Imagine that this video conferencing application is distributed and downloaded by millions of people, which is a plausible scenario nowadays on many public platforms. When launched, the app would surreptitiously feed camera snapshots into the embedded AI model, but otherwise behave normally for all users except the intended target. When the victim sits in front of the computer and uses the application, the camera would feed their face to the app, and the malicious payload will be secretly executed, thanks to the victim’s face, which was the preprogrammed key to unlock it.

This is important as any number of AI models could be plugged in to find the intended victim, and different types of malware could be used as the “payload” that is hidden within the application.
While a class of malware like DeepLocker has not been seen in the wild to date, these AI tools are publicly available, as are the malware techniques being employed — so it’s only a matter of time before these tools are used by cybercriminals, if they are not already.
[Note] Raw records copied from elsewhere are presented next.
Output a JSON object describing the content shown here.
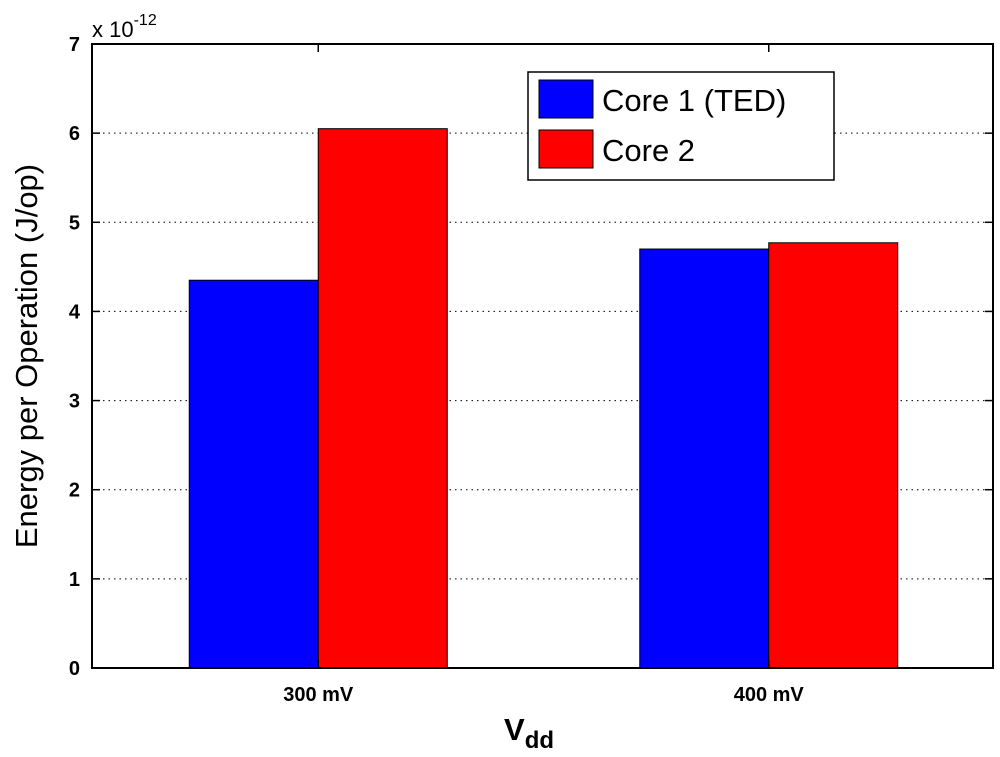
{
  "chart_data": {
    "type": "bar",
    "categories": [
      "300 mV",
      "400 mV"
    ],
    "series": [
      {
        "name": "Core 1 (TED)",
        "color": "#0000ff",
        "values": [
          4.35,
          4.7
        ]
      },
      {
        "name": "Core 2",
        "color": "#ff0000",
        "values": [
          6.05,
          4.77
        ]
      }
    ],
    "ylim": [
      0,
      7
    ],
    "yticks": [
      "0",
      "1",
      "2",
      "3",
      "4",
      "5",
      "6",
      "7"
    ],
    "ylabel": "Energy per Operation (J/op)",
    "xlabel_main": "V",
    "xlabel_sub": "dd",
    "multiplier_base": "x 10",
    "multiplier_exp": "-12",
    "grid": "y-dotted",
    "legend_position": "top-right"
  }
}
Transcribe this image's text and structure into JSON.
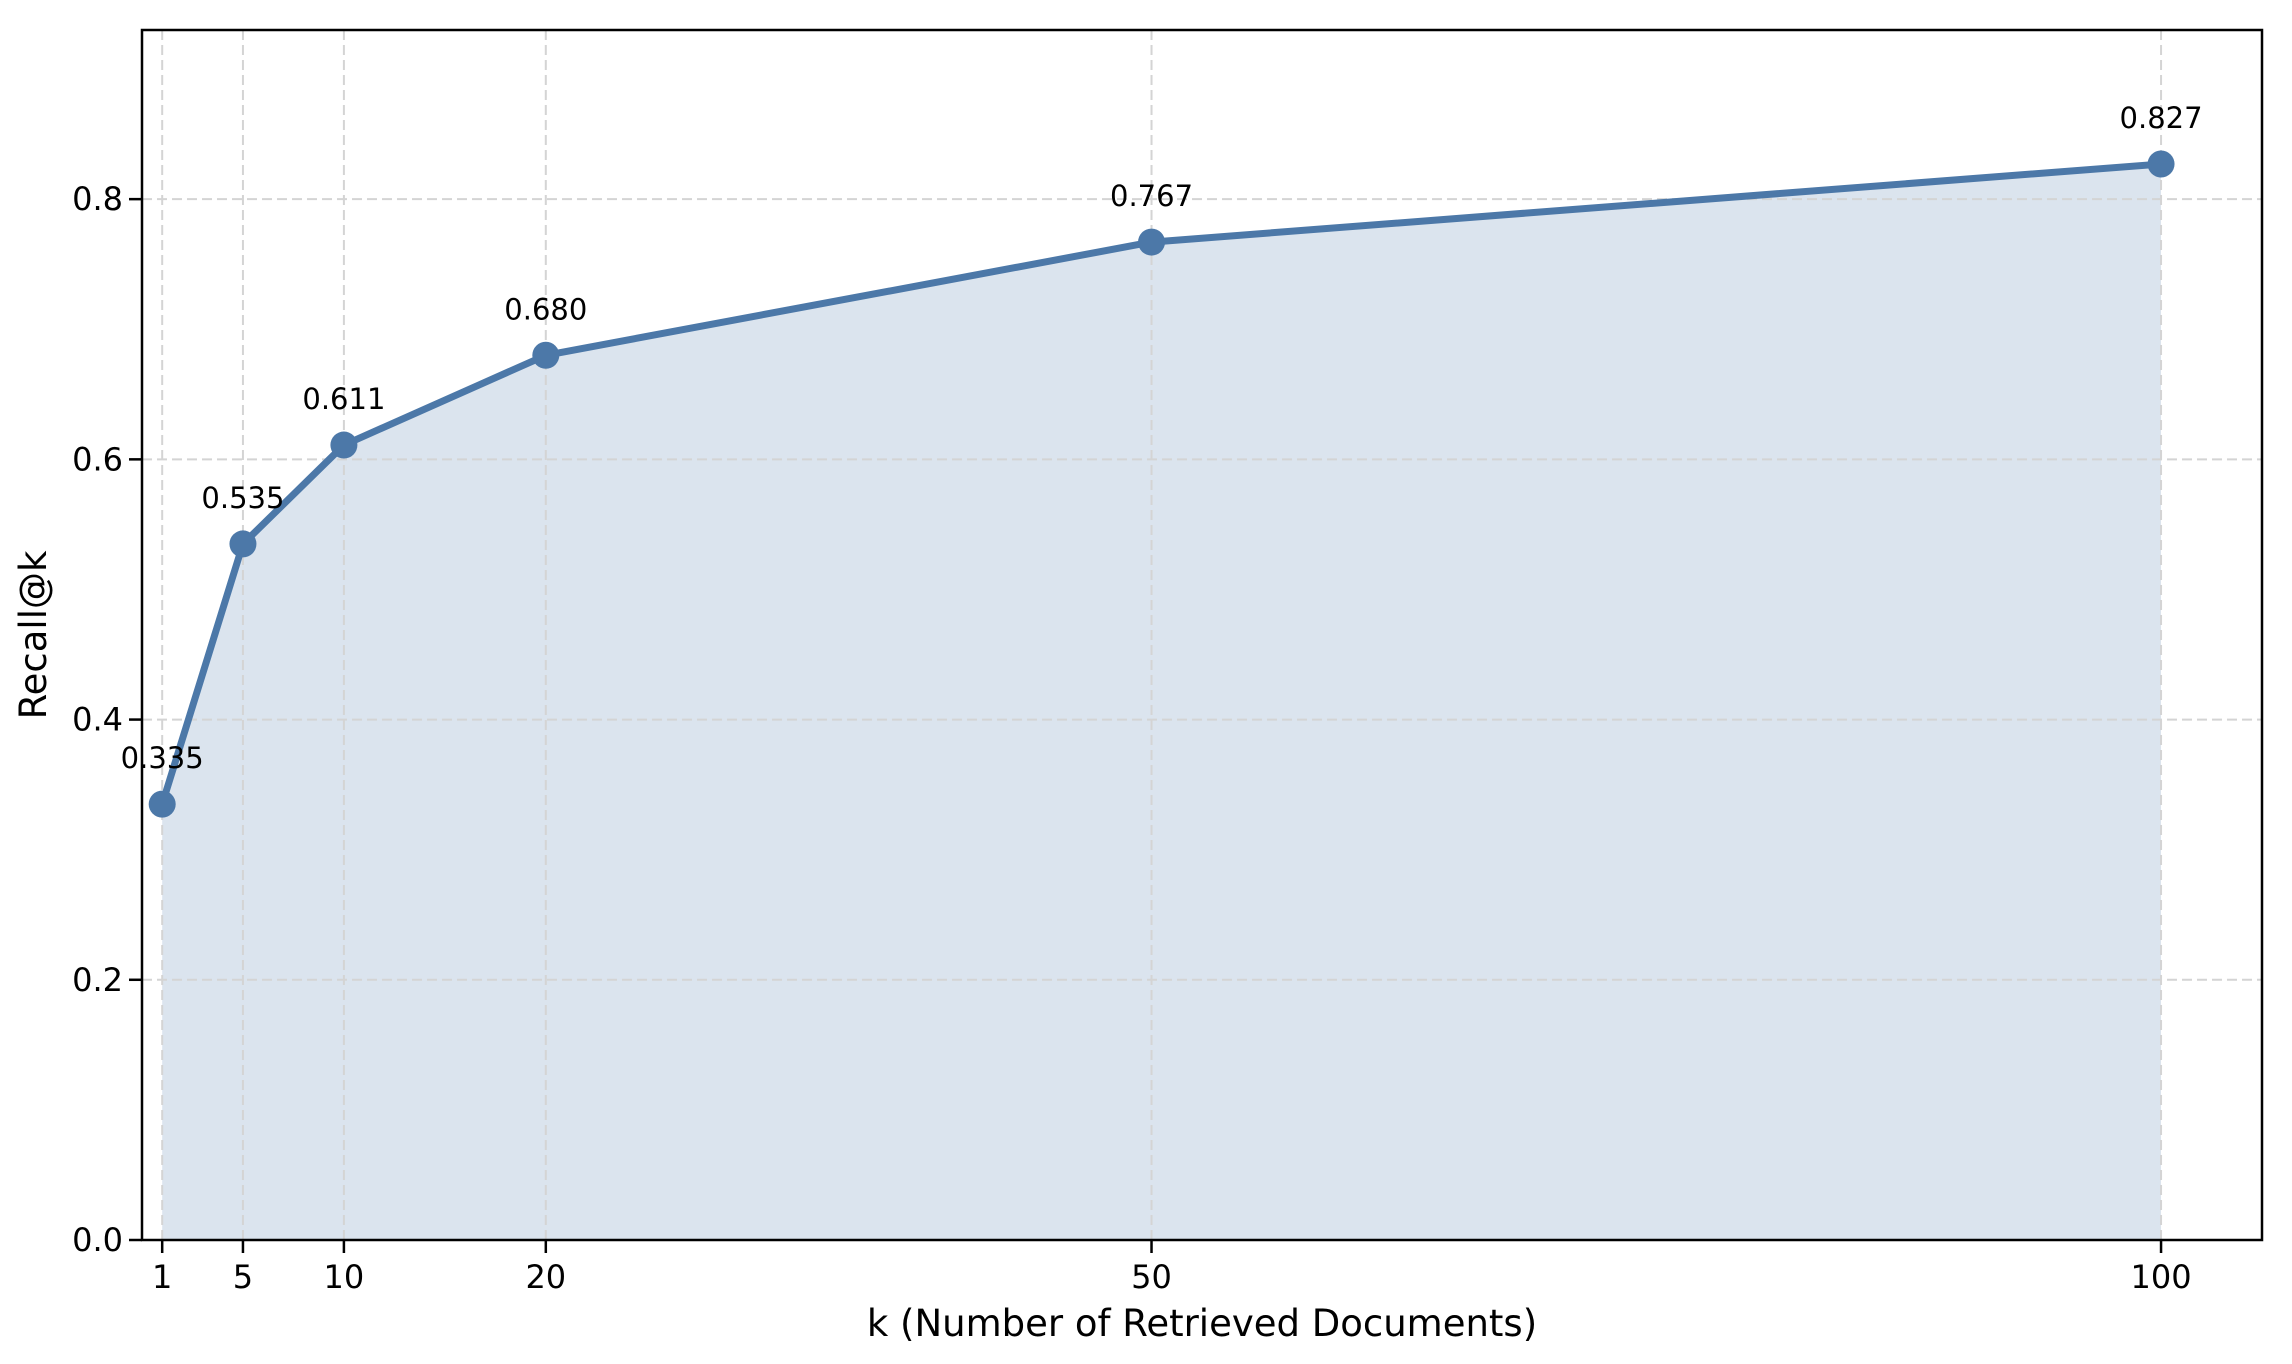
{
  "figure": {
    "background": "#ffffff"
  },
  "chart_data": {
    "type": "area",
    "title": "",
    "xlabel": "k (Number of Retrieved Documents)",
    "ylabel": "Recall@k",
    "x": [
      1,
      5,
      10,
      20,
      50,
      100
    ],
    "y": [
      0.335,
      0.535,
      0.611,
      0.68,
      0.767,
      0.827
    ],
    "point_labels": [
      "0.335",
      "0.535",
      "0.611",
      "0.680",
      "0.767",
      "0.827"
    ],
    "xticks": {
      "values": [
        1,
        5,
        10,
        20,
        50,
        100
      ],
      "labels": [
        "1",
        "5",
        "10",
        "20",
        "50",
        "100"
      ]
    },
    "yticks": {
      "values": [
        0.0,
        0.2,
        0.4,
        0.6,
        0.8
      ],
      "labels": [
        "0.0",
        "0.2",
        "0.4",
        "0.6",
        "0.8"
      ]
    },
    "xlim": [
      0,
      105
    ],
    "ylim": [
      0,
      0.93
    ],
    "grid": {
      "visible": true,
      "style": "dashed",
      "color": "#d4d4d4"
    },
    "legend": {
      "visible": false
    },
    "colors": {
      "line": "#4C78A8",
      "marker": "#4C78A8",
      "fill": "#4C78A8",
      "fill_opacity": 0.2,
      "spine": "#000000",
      "text": "#000000"
    }
  }
}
IBM Research has been studying AI-powered attacks and identified several new traits compared to traditional attacks. In particular, the increased evasiveness of AI-powered attacks challenges traditional rule-based security tools. AI can learn the rules and evade them. Moreover, AI enables new scales and speeds of attacks by acting autonomously and adaptively.

The team recommends focussing on the use of AI in detectors; going beyond rule-based security, reasoning and automation to enhance the effectiveness of security teams; and cyber deception to misdirect and deactivate AI-powered attacks.

Additionally, it would be beneficial to focus on monitoring and analyzing how apps behave across user devices, and flagging events when a new app is taking unexpected actions. This detection tactic could help identify these types of attacks in the future.